- Genre: Sitcom
- Created by: Bernard Kops
- Starring: Gary Warren; Sydney Tafler; Libby Morris; Stella Moray; Adrienne Posta;
- Country of origin: United Kingdom
- No. of series: 2
- No. of episodes: 13

Production
- Running time: 30 minutes
- Production company: ATV

Original release
- Network: ITV
- Release: 15 July 1971 – 31 May 1972

= Alexander the Greatest =

Alexander the Greatest is a British sitcom that aired on ITV from 1971 to 1972. Starring Gary Warren, it was written by Bernard Kops and made for the ITV network by ATV.

==Cast==
- Gary Warren – Alexander Green
- Sydney Tafler – Joe Green
- Libby Morris – Fay Green (series 1)
- Stella Moray – Fay Green (series 2)
- Adrienne Posta – Renata Green
- Peter Birrel – Murray (series 1)
- Cyril Shaps – Barney (series 1)
- Vic Wise – Archie (series 1)
- David Lodge – Sam (series 2)

==Plot==
Alexander Green is a 16-year-old boy, who lives in Golders Green in London and who wants to leave his middle-class Jewish home. He is based on the writer's fourteen-year-old son Adam.

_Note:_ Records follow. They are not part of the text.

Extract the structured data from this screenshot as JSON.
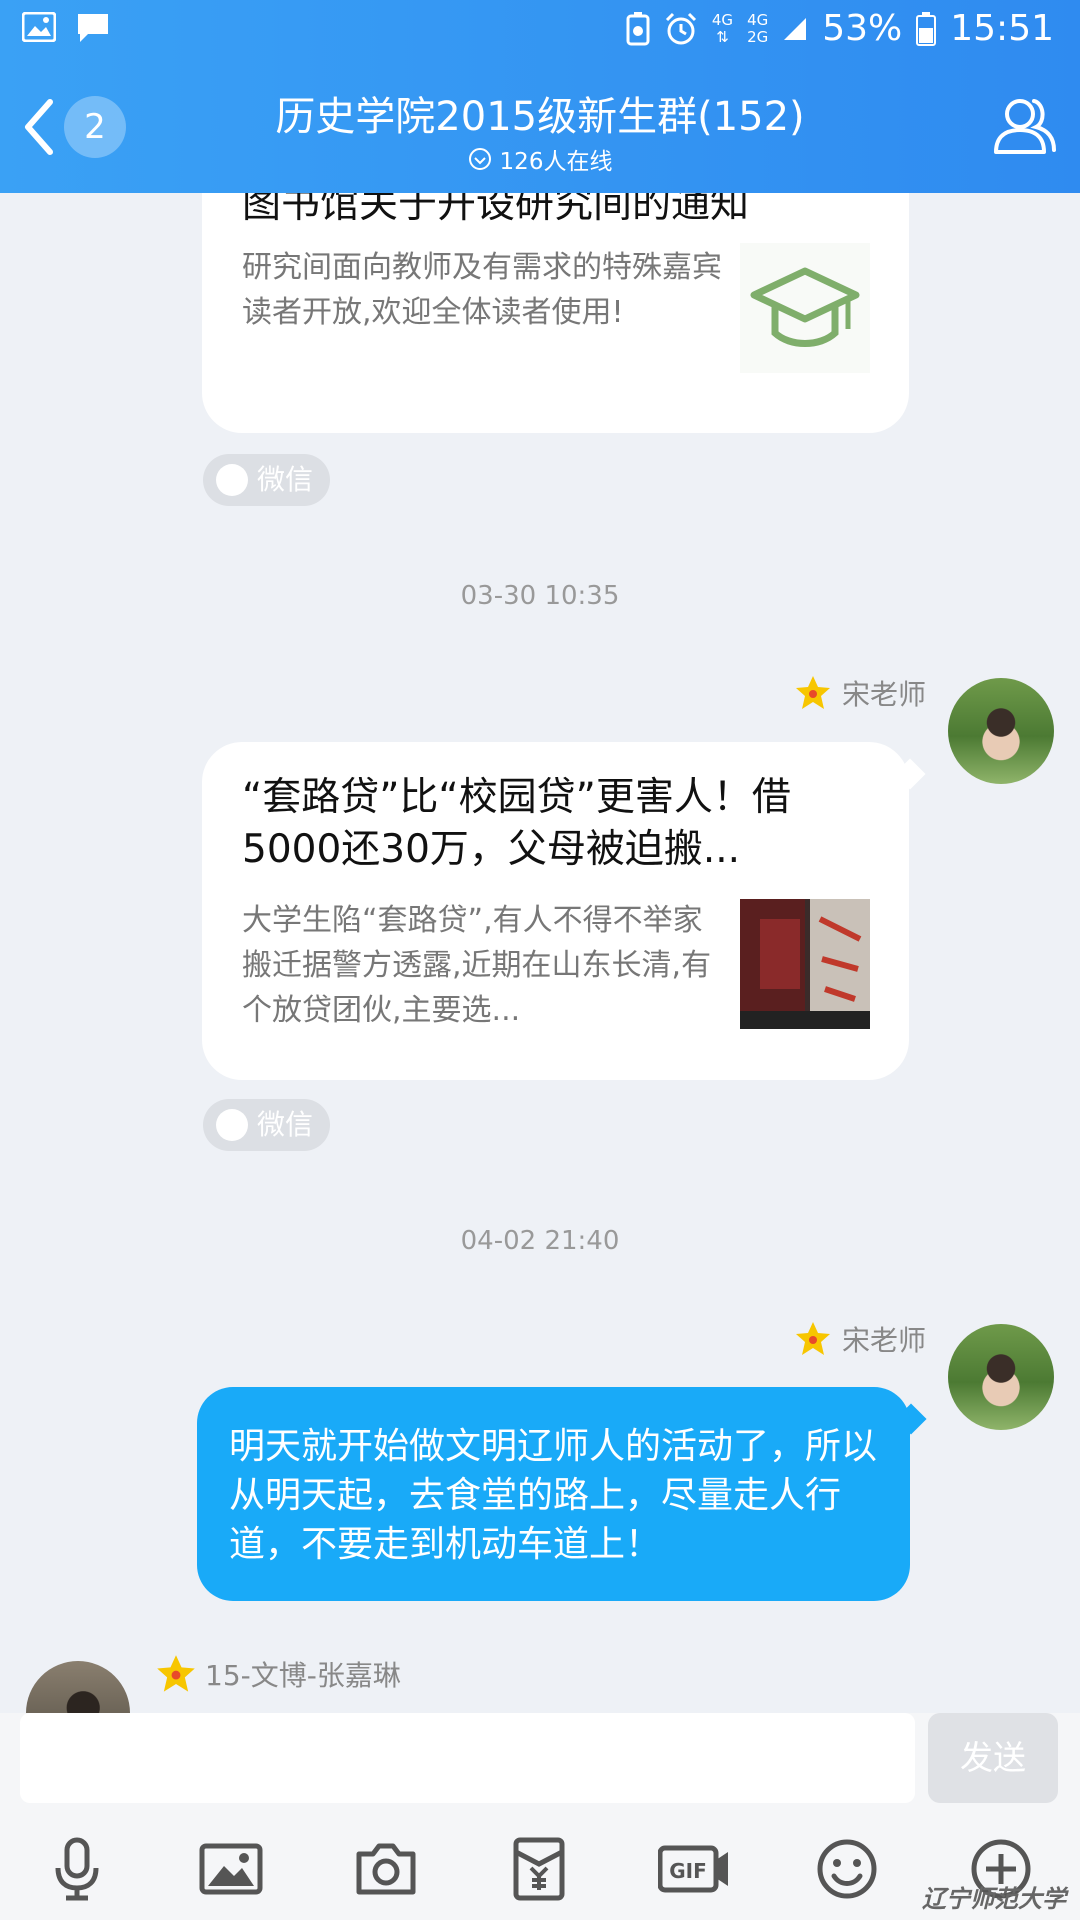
{
  "status_bar": {
    "battery": "53%",
    "time": "15:51",
    "network_top": "4G",
    "network_mid": "4G",
    "network_bot": "2G"
  },
  "header": {
    "back_count": "2",
    "title": "历史学院2015级新生群(152)",
    "online": "126人在线"
  },
  "messages": [
    {
      "title": "图书馆关于开设研究间的通知",
      "desc": "研究间面向教师及有需求的特殊嘉宾读者开放,欢迎全体读者使用!",
      "source": "微信"
    },
    {
      "time": "03-30 10:35",
      "sender": "宋老师",
      "title": "“套路贷”比“校园贷”更害人！借5000还30万，父母被迫搬...",
      "desc": "大学生陷“套路贷”,有人不得不举家搬迁据警方透露,近期在山东长清,有个放贷团伙,主要选...",
      "source": "微信"
    },
    {
      "time": "04-02 21:40",
      "sender": "宋老师",
      "text": "明天就开始做文明辽师人的活动了，所以从明天起，去食堂的路上，尽量走人行道，不要走到机动车道上！"
    },
    {
      "sender": "15-文博-张嘉琳"
    }
  ],
  "input": {
    "send_label": "发送"
  },
  "toolbar": {
    "icons": [
      "microphone-icon",
      "image-icon",
      "camera-icon",
      "red-packet-icon",
      "gif-icon",
      "emoji-icon",
      "plus-icon"
    ]
  },
  "watermark": "辽宁师范大学",
  "colors": {
    "header": "#3aa1f5",
    "bubble": "#19aaf8",
    "star": "#f7c600"
  }
}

Alexander's parents, Joe and Fay Green, try to understand him and he has a sister Renata.

==Episodes==

===Series One (1971)===
1. "A Week to Live" (15 July 1971)
2. "The Third World Starts Tonight" (22 July 1971)
3. "The All Night Party" (29 July 1971)
4. "The Match" (5 August 1971)
5. "The Disengagement of Murray and Renata" (12 August 1971)
6. "Happy Anniversary" (19 August 1971)

===Series Two (1972)===
1. "Charity Ends at Home" (1 March 1972)
2. "The New Policy" (22 March 1972)
3. "Israel Needs You" (29 March 1972)
4. "Kicking the Filthy Habit" (5 April 1972)
5. "The 21 Year Itch" (3 May 1972)
6. "Sam Leaves Home" (10 May 1972)
7. "Renata's Secret Affair" (31 May 1972)

== Archival existence ==
Copies of all 13 episodes still exist, but (as of September 2013), 11 of these are in monochrome only as the original colour tapes were wiped in the mid '70s by ATV. The only 2 episodes left in colour are numbers 1 and 3 from the first series.